宋软软是被栗子的香气弄醒的。
她迷迷糊糊睁开眼,发现自己还躺在麦秸堆上,身上盖着卓澜江的外衫,带着淡淡的皂角味。远处的灶台亮着微光,噼啪的柴火声顺着风飘过来,混着甜丝丝的香气,把肚子里的馋虫都勾了出来。
“醒了?”卓澜江的声音从灶台那边传来,他正蹲在火堆旁,手里拿着根树枝拨弄着炭火。火上架着个粗陶罐子,罐口冒着白汽,栗子的甜香就是从那里飘出来的。

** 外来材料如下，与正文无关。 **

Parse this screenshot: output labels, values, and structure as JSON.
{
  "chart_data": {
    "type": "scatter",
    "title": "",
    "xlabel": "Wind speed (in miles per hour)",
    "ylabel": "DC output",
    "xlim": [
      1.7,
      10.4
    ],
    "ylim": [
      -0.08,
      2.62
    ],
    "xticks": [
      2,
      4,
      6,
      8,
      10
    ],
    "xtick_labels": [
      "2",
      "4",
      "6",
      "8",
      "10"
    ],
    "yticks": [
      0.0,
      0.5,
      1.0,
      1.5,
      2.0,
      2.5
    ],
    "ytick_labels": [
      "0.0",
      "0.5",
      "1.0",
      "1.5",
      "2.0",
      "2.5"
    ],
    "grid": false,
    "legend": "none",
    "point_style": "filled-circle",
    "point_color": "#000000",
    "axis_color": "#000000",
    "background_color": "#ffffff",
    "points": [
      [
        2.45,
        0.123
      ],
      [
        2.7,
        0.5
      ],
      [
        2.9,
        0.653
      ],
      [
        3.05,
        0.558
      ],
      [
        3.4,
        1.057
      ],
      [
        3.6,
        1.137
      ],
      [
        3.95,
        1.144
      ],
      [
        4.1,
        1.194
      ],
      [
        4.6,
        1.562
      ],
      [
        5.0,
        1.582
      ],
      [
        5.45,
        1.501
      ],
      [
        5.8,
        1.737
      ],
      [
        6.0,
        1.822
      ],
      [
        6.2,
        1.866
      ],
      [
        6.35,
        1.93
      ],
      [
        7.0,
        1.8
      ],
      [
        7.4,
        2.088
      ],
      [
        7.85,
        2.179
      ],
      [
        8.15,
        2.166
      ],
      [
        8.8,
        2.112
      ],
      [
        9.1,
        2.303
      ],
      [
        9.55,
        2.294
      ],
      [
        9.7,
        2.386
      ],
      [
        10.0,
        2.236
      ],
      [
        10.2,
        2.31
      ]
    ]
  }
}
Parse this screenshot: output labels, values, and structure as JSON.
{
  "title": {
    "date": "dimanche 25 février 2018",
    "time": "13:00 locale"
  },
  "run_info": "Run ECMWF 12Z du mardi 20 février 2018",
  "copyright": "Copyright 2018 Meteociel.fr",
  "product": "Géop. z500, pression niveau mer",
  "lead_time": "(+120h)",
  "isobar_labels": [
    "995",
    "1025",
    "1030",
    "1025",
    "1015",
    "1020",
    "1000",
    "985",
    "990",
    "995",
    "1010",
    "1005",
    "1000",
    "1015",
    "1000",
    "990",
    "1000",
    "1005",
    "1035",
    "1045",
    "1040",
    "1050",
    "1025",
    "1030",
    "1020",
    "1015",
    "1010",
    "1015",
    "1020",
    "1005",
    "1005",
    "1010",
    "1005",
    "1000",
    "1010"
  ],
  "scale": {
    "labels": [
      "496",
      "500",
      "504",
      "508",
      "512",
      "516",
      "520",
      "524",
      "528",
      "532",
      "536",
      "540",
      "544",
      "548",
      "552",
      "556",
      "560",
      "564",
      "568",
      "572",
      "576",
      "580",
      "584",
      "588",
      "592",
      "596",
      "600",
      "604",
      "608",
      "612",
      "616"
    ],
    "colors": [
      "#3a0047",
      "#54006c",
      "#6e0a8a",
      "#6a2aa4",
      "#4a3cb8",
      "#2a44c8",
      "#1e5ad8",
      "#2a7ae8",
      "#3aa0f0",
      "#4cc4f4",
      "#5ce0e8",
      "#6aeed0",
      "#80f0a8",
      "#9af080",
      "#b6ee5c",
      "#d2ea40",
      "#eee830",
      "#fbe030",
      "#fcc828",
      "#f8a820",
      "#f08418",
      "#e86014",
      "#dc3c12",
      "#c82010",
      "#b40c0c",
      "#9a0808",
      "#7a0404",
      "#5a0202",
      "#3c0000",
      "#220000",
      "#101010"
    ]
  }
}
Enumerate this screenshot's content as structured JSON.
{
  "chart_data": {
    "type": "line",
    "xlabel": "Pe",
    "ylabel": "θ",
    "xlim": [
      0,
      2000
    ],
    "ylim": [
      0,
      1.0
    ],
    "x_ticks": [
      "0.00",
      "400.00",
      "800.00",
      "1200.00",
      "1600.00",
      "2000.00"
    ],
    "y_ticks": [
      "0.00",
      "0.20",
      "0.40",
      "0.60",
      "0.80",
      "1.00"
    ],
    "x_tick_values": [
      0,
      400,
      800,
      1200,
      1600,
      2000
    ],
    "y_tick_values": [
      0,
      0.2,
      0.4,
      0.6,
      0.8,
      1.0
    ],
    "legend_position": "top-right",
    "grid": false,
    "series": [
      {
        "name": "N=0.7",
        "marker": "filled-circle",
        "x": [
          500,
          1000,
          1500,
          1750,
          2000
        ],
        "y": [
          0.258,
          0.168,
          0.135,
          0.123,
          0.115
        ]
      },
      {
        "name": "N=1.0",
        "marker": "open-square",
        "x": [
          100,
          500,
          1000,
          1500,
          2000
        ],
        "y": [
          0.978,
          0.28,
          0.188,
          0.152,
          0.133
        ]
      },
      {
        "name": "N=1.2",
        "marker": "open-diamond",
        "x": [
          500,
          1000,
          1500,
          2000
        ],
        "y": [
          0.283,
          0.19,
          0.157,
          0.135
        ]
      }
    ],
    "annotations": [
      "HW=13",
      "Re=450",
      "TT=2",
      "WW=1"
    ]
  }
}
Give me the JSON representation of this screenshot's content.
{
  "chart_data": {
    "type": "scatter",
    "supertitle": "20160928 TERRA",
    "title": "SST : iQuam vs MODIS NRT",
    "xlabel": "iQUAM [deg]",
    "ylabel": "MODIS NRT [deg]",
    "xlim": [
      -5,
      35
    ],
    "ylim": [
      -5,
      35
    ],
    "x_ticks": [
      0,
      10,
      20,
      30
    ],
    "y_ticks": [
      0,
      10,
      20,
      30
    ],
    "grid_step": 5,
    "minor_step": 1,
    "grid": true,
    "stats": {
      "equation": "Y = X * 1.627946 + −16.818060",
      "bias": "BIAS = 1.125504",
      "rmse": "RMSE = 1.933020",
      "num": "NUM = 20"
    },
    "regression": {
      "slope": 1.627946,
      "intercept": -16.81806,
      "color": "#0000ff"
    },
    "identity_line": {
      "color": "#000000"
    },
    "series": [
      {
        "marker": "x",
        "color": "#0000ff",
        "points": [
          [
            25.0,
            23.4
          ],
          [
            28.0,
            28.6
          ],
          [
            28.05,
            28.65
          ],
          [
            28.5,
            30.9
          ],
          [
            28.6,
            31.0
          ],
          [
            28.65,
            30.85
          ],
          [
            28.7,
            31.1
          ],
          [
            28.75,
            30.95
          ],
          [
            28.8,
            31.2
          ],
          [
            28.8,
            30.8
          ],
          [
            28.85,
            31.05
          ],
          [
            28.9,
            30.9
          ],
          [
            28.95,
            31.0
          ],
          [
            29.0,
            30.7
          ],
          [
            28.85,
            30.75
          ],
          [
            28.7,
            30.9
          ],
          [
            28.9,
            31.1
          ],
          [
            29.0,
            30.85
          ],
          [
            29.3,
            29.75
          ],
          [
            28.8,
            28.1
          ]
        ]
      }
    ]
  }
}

宋软软揉着眼睛爬起来,麦秸粘了满身,像只刚从稻草堆里钻出来的小鸡。“你什么时候生的火?”她走过去,蹲在火堆边取暖,指尖被烤得发烫。
“刚弄的,怕你醒了冷。”卓澜江往罐子里加了把红糖,“白天捡的野栗子,煮了点糖水栗子。”
罐子咕嘟咕嘟响着,栗子壳在糖水裡翻滚,红亮的糖汁裹在壳上,看着就让人食指大动。宋软软盯着罐子,突然想起什么,从怀里掏出个东西:“差点忘了这个!”是颗用麦秸编的小栗子,绿莹莹的,还缀着片麦秸叶子,正是昨天卓澜江编给她的。
卓澜江笑了:“还以为你扔了呢。”
“才不会!”她把麦秸栗子塞进他手里,“给你保管,丢了唯你是问。”
他接过来,小心地放进贴身的布袋里,指尖碰到她的温度,像被炭火烫了下,悄悄蜷了蜷。其实他早就在她睡着时编了串栗子挂链,用细麻绳串着,每个栗子都圆滚滚的,还刻了小小的星纹。只是没好意思拿出来——总觉得太孩子气,不像个会编麦秸鸟的人该做的事。
“你看天上!”宋软软突然指着夜空,眼睛亮得像落了星子,“好多星星啊!比城里亮多了!”
确实,田野里没有灯火干扰,银河清晰地铺在天上,星星密得像撒了把碎钻,连月亮都被衬得柔和了些。宋软软伸手比划着:“那颗最亮的是北极星吧?我娘说,迷路的时候看它就不会走错方向。”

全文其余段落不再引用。